Seven Sampson County farmers and agribusiness representatives were recently among 34 participants who took part in an NC State Tobacco Short Course held recently in Raleigh, NC. The Sampson County participants included: Robert and Brittany Fann of Salemburg; Kristal Jones and Will Strickland of Mount Olive; Curtis Godwin and Philip Strickland of Dunn; and Joe West of Clinton.
Robert and Brittany Fann, a married couple, is part of the Fann Farms operation near Salemburg. The Fann Farms operation includes five Fann families working together on what is now a sixth generation farm. Robert Fann is the son of Kent Fann, who is the son of Kenneth Fann and nephew of uncles Keith and Bennett Fann. The Fann Farms operation will be growing 1,000 acres of flue-cured tobacco this season, along with cotton, peanuts and sweet potatoes.
Kristal Jones, the wife of tobacco grower Tony Jones, will grow about 700 acres of tobacco this season, along with sweet potatoes and small grain crops, and a rapidly expanding produce enterprise in an operation that spans a three-county area. In addition to serving as the operation’s administrative manager, Kristal Jones also manages the family’s Smith Chapel Supply and Ag Services, Inc. farm service and supply business in Mount Olive.
Will Strickland works with his grandfather, Garrett Strickland, and his uncle, Reggie Strickland of the Strickland Farming Partnership that also farms in Sampson, Wayne and Duplin Counties. The family farm will grow 200 acres of flue-cured tobacco this season, along with sweet potatoes, corn, cotton, soybeans and wheat. The firm also has contract broiler and finishing hog operations.

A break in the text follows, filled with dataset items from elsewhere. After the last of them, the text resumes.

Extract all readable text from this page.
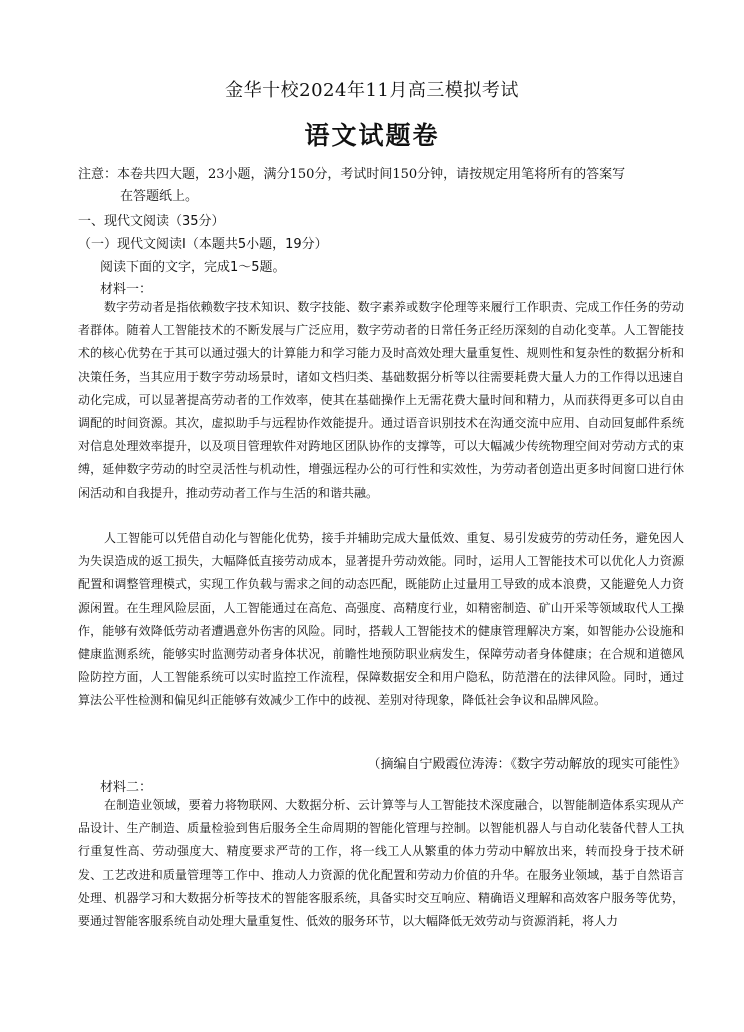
金华十校2024年11月高三模拟考试
语文试题卷
注意：本卷共四大题，23小题，满分150分，考试时间150分钟，请按规定用笔将所有的答案写
在答题纸上。
一、现代文阅读（35分）
（一）现代文阅读Ⅰ（本题共5小题，19分）
阅读下面的文字，完成1～5题。
材料一：
数字劳动者是指依赖数字技术知识、数字技能、数字素养或数字伦理等来履行工作职责、完成工作任务的劳动者群体。随着人工智能技术的不断发展与广泛应用，数字劳动者的日常任务正经历深刻的自动化变革。人工智能技术的核心优势在于其可以通过强大的计算能力和学习能力及时高效处理大量重复性、规则性和复杂性的数据分析和决策任务，当其应用于数字劳动场景时，诸如文档归类、基础数据分析等以往需要耗费大量人力的工作得以迅速自动化完成，可以显著提高劳动者的工作效率，使其在基础操作上无需花费大量时间和精力，从而获得更多可以自由调配的时间资源。其次，虚拟助手与远程协作效能提升。通过语音识别技术在沟通交流中应用、自动回复邮件系统对信息处理效率提升，以及项目管理软件对跨地区团队协作的支撑等，可以大幅减少传统物理空间对劳动方式的束缚，延伸数字劳动的时空灵活性与机动性，增强远程办公的可行性和实效性，为劳动者创造出更多时间窗口进行休闲活动和自我提升，推动劳动者工作与生活的和谐共融。
人工智能可以凭借自动化与智能化优势，接手并辅助完成大量低效、重复、易引发疲劳的劳动任务，避免因人为失误造成的返工损失，大幅降低直接劳动成本，显著提升劳动效能。同时，运用人工智能技术可以优化人力资源配置和调整管理模式，实现工作负载与需求之间的动态匹配，既能防止过量用工导致的成本浪费，又能避免人力资源闲置。在生理风险层面，人工智能通过在高危、高强度、高精度行业，如精密制造、矿山开采等领域取代人工操作，能够有效降低劳动者遭遇意外伤害的风险。同时，搭载人工智能技术的健康管理解决方案，如智能办公设施和健康监测系统，能够实时监测劳动者身体状况，前瞻性地预防职业病发生，保障劳动者身体健康；在合规和道德风险防控方面，人工智能系统可以实时监控工作流程，保障数据安全和用户隐私，防范潜在的法律风险。同时，通过算法公平性检测和偏见纠正能够有效减少工作中的歧视、差别对待现象，降低社会争议和品牌风险。
（摘编自宁殿霞位涛涛：《数字劳动解放的现实可能性》
材料二：
在制造业领域，要着力将物联网、大数据分析、云计算等与人工智能技术深度融合，以智能制造体系实现从产品设计、生产制造、质量检验到售后服务全生命周期的智能化管理与控制。以智能机器人与自动化装备代替人工执行重复性高、劳动强度大、精度要求严苛的工作，将一线工人从繁重的体力劳动中解放出来，转而投身于技术研发、工艺改进和质量管理等工作中、推动人力资源的优化配置和劳动力价值的升华。在服务业领域，基于自然语言处理、机器学习和大数据分析等技术的智能客服系统，具备实时交互响应、精确语义理解和高效客户服务等优势，要通过智能客服系统自动处理大量重复性、低效的服务环节，以大幅降低无效劳动与资源消耗，将人力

Curtis Godwin of Dunn works with his father, Derek Godwin, acting as crop manager of his family’s large farming operation. They will be growing 745 acres of flue-cured tobacco this season, along with cotton, soybeans, sweet potatoes and cucumbers.
Phillip Strickland works for McLamb Farm Services at Dunn, provides farmers with seed, fertilizer, and pesticides and offers services to apply them, as well as a wide range of farm supplies.
Joe West of Clinton is a crop consultant who works for Agri-Technologies, Inc. West consults with agriculture and horticulture producers in Sampson, Bladen and Columbus Co. in NC and Horry Co. in SC.
During the week of the NC State Tobacco Short Course, which coincided with the Southern Farm Show and the annual meeting of the Tobacco Growers Assn. of North Carolina, the short course participants took part in workshops and other events aimed at helping them better understand all facets of tobacco production and marketing.
One day of the short course included a field trip to Wilmington to tour the NC State Ports Authority and the plant that manufactures sucker control products for Fair Products Inc. The group also stopped at the farm of Tony Jones, a young tobacco grower who farms land in Wayne, Sampson and Duplin Counties. Because of his and many other tobacco farmers’ needs for additional bulk curing barns this season, Jones is constructing bulk barns on his farm.
“Since our industry continues to face continuous change, we need to make sure our younger farmers are able to focus on how to attain efficient, quality tobacco production,” says Dr. Bill Collins, a retired NC State tobacco extension specialist and coordinator of the short course program. Collins says the participants in the group collectively plan to grow more than 6,000 acres of flue-cured and burley tobacco this season.
The program was conducted by the North Carolina Tobacco Foundation in partnership with the College of Agricultural and Life Sciences at North Carolina State University with a grant from the North Carolina Tobacco Trust Fund Commission. Instructors in the program included NC State extension specialists in agricultural economics, biological and agricultural engineering, crop science, entomology and plant pathology.